Riyad Mansour, ambasciatore della Palestina alle Nazioni Unite, è scoppiato in lacrime durante il suo intervento al Consiglio di Sicurezza. Un’aula gelida, spesso assuefatta all’orrore, è stata improvvisamente attraversata da un’emozione cruda, irriducibile, umana.
“È insopportabile”, ha gridato Mansour battendo i pugni sul tavolo. Poi si è interrotto, ha abbassato la testa tra le mani e ha singhiozzato: “Scusatemi… ho dei nipoti. Vedere quello che succede in Palestina senza fare niente è intollerabile per qualunque essere umano”.
Lacrime vere, parole che pesano più di qualsiasi comunicato.
Perché Gaza è un inferno quotidiano. Perché non si tratta più di politica, ma di carne, sangue, bambini.
E chi rappresenta quella terra devastata ha il dovere — e oggi il coraggio — di gridare la verità dove troppi tacciono.

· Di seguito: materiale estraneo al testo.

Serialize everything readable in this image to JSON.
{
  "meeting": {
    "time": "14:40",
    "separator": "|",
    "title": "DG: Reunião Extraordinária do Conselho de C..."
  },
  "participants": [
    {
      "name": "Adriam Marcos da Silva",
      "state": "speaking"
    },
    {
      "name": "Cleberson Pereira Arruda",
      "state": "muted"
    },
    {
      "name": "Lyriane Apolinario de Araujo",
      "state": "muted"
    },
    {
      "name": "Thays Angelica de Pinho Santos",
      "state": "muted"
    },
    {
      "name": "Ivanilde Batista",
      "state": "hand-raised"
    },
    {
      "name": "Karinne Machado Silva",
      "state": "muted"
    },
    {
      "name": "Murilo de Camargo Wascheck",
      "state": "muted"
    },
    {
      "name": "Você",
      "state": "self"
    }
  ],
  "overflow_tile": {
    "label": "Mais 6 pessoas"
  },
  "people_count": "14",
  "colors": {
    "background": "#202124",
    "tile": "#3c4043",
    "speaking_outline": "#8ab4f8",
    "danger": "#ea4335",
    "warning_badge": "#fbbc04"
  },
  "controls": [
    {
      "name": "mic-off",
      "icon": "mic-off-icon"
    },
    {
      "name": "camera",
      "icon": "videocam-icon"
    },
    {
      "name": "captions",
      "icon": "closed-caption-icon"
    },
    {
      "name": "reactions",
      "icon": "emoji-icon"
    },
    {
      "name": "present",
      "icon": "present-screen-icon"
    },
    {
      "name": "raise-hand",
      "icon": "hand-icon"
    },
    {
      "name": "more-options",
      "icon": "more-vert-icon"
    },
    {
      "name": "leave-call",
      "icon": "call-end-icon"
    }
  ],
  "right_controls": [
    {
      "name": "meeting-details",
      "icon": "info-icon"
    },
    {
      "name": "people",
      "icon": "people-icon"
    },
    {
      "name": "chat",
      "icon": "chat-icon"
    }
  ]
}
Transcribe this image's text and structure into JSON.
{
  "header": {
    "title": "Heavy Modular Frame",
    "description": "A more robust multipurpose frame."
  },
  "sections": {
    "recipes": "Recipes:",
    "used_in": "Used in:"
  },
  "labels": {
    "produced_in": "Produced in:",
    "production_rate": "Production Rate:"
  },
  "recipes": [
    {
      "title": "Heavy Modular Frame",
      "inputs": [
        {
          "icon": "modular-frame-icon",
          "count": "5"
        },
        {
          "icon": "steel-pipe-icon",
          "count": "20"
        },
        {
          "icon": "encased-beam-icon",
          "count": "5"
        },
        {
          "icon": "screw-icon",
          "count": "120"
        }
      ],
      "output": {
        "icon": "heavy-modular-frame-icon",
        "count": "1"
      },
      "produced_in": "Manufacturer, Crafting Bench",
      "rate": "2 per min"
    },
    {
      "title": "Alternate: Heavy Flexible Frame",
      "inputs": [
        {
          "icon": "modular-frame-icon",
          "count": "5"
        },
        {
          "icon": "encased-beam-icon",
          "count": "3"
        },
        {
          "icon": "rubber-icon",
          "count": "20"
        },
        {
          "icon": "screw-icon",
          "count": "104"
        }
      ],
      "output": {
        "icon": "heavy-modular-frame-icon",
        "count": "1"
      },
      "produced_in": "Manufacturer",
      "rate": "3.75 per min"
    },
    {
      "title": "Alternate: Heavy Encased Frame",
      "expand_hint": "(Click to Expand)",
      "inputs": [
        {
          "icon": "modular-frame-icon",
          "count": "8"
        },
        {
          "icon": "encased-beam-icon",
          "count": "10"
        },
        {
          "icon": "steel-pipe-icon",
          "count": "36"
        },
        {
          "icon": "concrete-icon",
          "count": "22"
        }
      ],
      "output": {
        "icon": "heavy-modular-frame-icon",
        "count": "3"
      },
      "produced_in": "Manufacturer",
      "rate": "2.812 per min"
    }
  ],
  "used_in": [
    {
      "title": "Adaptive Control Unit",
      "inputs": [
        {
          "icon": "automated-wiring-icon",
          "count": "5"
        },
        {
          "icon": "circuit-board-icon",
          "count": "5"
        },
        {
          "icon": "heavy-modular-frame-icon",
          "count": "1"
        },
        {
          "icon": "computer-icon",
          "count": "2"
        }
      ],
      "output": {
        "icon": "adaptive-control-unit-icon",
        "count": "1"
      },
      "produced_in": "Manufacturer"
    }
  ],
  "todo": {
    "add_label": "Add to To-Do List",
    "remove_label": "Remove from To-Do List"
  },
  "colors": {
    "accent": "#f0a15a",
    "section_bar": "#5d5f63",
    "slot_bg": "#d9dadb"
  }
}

Mentre l’ambasciatore parlava, fuori da quell’aula si contavano i cadaveri sotto le macerie. I dati aggiornati raccontano di oltre 36.000 morti palestinesi, in gran parte civili, da ottobre a oggi. Ma nessuna cifra può raccontare il peso delle grida di un bambino sotto un bombardamento, o la devastazione di una madre che stringe un corpo senza vita.
Nel silenzio complice dei governi occidentali, nelle ambiguità di parole vuote come “equilibrio” o “diritto di difesa”, un diplomatico ha deciso di gridare, piangere, chiedere perdono per l’impotenza.
Quello di Mansour non è stato solo un intervento. È stato un grido lanciato dentro un mondo sordo.
Una supplica rivolta non più agli Stati, ma alle coscienze.
Perché chi ancora giustifica il massacro, chi ancora chiude gli occhi, non ha più scuse.
E oggi, grazie a quelle lacrime, nessuno potrà dire “non sapevo”.